Tomris Uyar'a göre öykü, "bir vuruşta bir parıltı yaratan, unutulmayan, okurda yıllar sonranın algılarını hazırlayan, kısaca, okuru değiştiren sanat" olarak tanımlar.
Onun okuru, boşlukları doldurabilecek, öykünün açık uçlarını kendi deneyimleriyle doldurabilecek veya genişletebilecek dikkatli ve donanımlı bir okur olmalıdır; yazarın bıraktığı yerden alıp öyküyü bitirebilmelidir.
Antacaklarını "dışarıda sürüp giden büyük hikayeden" seçmiştir.
Öykülerinde dile önem vermiş ve bir çok imgeden yararlanmıştır.
Uyar'a göre "en yetkin yapıtlar en az malzeme taşıyanlardır."
Bu kitapda Handan İnci'nin seçtiği, 10 tane birbirinden değerli öyküler yer almaktadır.
Birinci öykü "Çiçek Diriltileri"dir. Şükrüye, her pazar babasıyla sinemaya gidiyoruz diyip babaannesine giderler. Fakat annesi bunu bilmemektedir ve babası da söylememesi için onu uyarır. O da babasıyla kendi arasındaki bu sırrı annesine söylemez ve kendi uydurduğu filmi anlatmaya başlar. Fakat bu gidişlerinde Şükrüye bahçede oynarken bir oda keşfeder ve hasta dedesiyle karşılaşır. Dedesi çiçek dirilticisidir. Yani geçimini çiçek satarak sağlar. Onunla konuşunca dedesini sever. Bu ziyaretten sonra annesi "Film nasıldı ?" diye sorduğunda babannesine gittiklerini ve dedesini sevdiğini söyler.
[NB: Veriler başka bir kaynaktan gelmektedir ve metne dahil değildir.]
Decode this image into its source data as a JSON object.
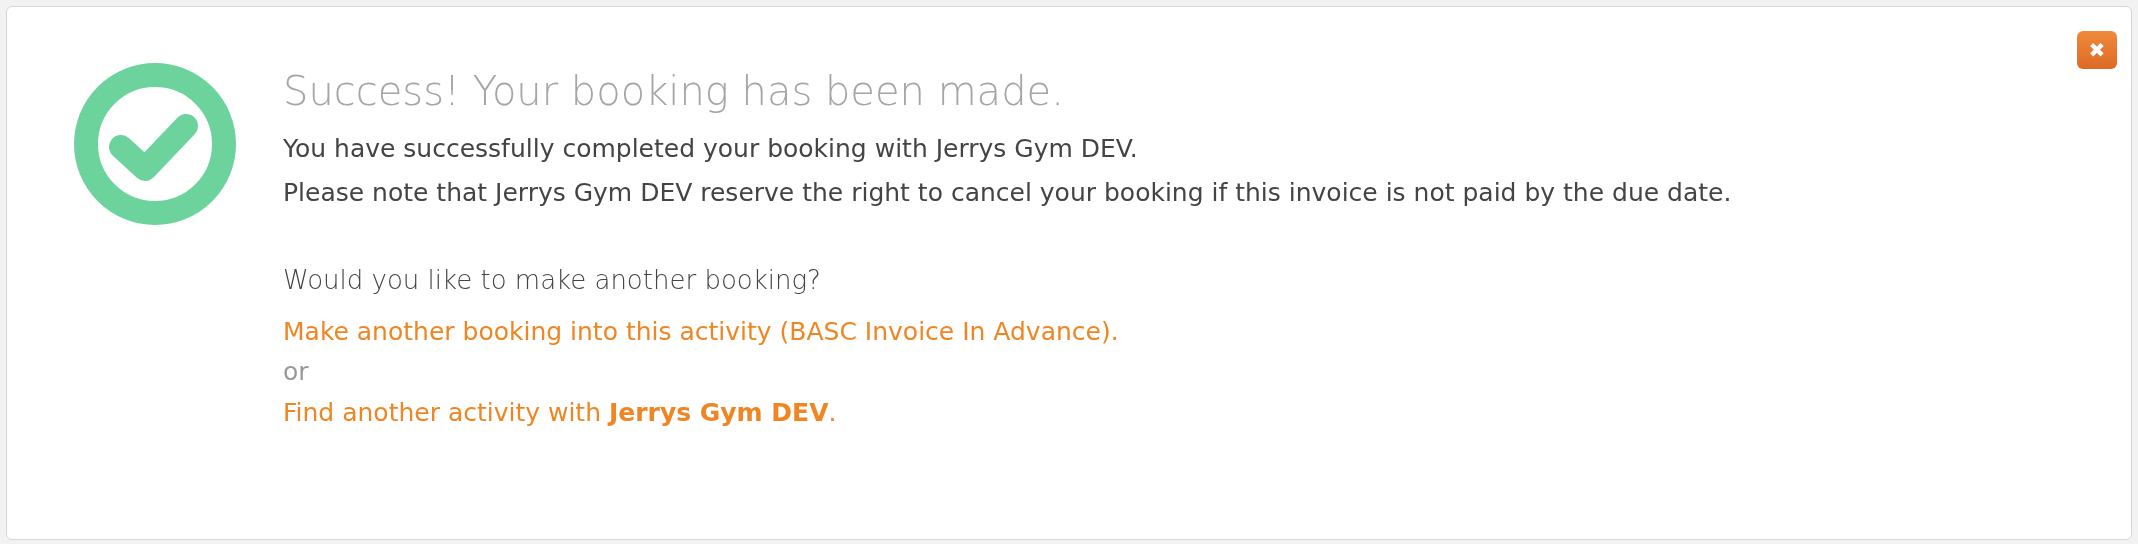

"Bunca ter döküyorum. Bak: her akşam geniş bir kova alırım. Çiçeklerin çürümüş saplarını, kararmış yapraklarını ayıklarım. Köklerini biraz keserek kovadaki suda dinlendiririm. Yüzlerine sık sık su serperim. Sabaha dirilirler."
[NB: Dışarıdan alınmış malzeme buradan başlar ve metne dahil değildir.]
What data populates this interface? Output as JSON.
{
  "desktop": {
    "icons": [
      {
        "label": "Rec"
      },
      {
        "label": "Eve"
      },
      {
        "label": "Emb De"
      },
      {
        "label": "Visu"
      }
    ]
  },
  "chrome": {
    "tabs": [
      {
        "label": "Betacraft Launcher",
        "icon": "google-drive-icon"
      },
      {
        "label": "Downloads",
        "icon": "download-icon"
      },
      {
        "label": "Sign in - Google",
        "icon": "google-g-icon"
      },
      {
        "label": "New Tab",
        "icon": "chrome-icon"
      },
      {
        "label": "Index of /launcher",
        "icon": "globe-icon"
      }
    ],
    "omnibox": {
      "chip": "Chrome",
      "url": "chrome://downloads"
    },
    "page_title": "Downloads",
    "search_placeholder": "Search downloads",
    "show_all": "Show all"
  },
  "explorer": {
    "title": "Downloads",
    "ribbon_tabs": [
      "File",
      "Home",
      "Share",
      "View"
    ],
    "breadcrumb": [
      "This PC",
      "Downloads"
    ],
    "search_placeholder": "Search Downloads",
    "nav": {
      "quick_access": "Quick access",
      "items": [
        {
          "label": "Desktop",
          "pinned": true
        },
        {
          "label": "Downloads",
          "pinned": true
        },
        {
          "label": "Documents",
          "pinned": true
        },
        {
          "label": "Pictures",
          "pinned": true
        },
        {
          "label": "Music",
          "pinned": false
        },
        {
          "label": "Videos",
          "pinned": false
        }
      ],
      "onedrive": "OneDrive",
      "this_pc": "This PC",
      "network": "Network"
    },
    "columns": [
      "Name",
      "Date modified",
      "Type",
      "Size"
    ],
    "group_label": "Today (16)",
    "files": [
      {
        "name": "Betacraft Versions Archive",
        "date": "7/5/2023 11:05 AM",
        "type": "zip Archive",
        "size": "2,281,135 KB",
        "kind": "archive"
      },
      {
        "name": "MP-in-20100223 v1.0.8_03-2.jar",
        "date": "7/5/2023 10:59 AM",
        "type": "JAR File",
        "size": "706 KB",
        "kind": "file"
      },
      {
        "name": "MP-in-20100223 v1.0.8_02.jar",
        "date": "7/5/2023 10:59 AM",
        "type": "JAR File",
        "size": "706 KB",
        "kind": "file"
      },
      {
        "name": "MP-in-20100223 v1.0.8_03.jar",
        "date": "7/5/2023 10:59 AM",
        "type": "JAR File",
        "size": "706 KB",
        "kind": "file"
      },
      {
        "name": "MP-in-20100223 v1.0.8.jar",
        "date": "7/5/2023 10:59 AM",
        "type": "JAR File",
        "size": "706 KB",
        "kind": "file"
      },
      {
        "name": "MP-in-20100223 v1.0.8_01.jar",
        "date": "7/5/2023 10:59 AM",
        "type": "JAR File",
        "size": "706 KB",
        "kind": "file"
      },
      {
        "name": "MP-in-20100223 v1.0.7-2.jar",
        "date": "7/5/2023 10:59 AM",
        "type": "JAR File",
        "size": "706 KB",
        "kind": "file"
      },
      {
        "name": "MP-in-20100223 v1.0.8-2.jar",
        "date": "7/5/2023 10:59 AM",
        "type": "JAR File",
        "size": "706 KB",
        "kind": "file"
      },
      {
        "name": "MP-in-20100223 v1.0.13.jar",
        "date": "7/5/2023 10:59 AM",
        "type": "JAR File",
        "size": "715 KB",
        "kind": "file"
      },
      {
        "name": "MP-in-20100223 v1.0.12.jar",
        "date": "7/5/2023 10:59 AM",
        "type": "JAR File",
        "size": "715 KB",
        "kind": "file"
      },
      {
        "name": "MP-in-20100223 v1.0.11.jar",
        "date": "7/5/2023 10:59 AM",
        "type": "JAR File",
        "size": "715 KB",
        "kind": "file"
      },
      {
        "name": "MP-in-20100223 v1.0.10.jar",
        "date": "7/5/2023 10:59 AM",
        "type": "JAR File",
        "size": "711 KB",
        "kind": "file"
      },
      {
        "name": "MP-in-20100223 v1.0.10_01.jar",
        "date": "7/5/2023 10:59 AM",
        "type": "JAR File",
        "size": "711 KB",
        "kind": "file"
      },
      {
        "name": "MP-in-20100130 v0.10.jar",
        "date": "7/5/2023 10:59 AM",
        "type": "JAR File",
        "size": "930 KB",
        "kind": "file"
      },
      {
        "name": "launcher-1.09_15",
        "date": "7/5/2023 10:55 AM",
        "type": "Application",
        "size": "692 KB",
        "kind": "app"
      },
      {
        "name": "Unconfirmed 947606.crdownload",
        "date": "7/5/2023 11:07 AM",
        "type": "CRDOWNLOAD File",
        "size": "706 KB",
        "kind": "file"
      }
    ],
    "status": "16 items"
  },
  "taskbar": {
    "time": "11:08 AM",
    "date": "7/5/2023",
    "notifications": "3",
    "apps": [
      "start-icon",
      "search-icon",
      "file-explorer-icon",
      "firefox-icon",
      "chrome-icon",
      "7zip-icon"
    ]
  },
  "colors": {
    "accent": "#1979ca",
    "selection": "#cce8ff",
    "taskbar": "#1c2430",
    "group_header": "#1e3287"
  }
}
"Hem sonra malını elden çıkarmayı öğrenmelisin. Arasıra için yanacak, ama geçer. Soğukkanlı olmalısın. Güç iş bizimki. Başka işlere benzemez. Gazetelerin küçük ilanlarında adı geçen mesleklerden değildir."
"Ayrıntıcı bir meslek... dedi ihtiyar. Herkes nasıl para kazandığıma şaşar. İşin ucunda bel bağladığın şeyin yok olması da var çünkü."
İkinci öykü "Dön Geri Bak"tır. Nesrin, başkalarının dedikodularına aldırmadan hayatını yaşamaktadır. Fakat ölmüştür. Mustafa perişan halde onun o halini görmek ister ve Nesrin'in annesinin evine gider. Onu o halde gördüğünde içi cız eder. Ve annesine 250 lirayı verip oradan gider. Çünkü Nesrin'e o parayı verecekti ama artık o yok. Nesrin 5 yıl önce hukuk'u 2. sınıfta bırakıp çorapçı dükkanı açan Faik'le evlenir. Faik eskiden kitap okurdu ama artık ona önemsiz gelir ve okumaz. Nesrin bu evlilikten mutsuzdur. Bir gün Mustafa ile buluştuğunda onun ne kadar yakışıklı olduğunu fark eder. Mustafa'nın taksisinde sevişirler. 250 lirası olsa Nesrin o eden kaçacaktı.
"İnsan hayatın gerçekleriyle karşılaşınca, bu çocukluk hevesleri de geçip gidiyordu kendiliğinden. Öyle demişti."
"Hayatın dalaşı, gürültüsü, küfürleri, şarkıları, güçlükleriyle bilenmiş, elleri kaba işlere girip çıkmış, sevmeyi yaşamaktan öğrenmiş, yaşayarak öğrenmiş, bildik Mustafa'yı gerçekten sevdiğini düşündü en son."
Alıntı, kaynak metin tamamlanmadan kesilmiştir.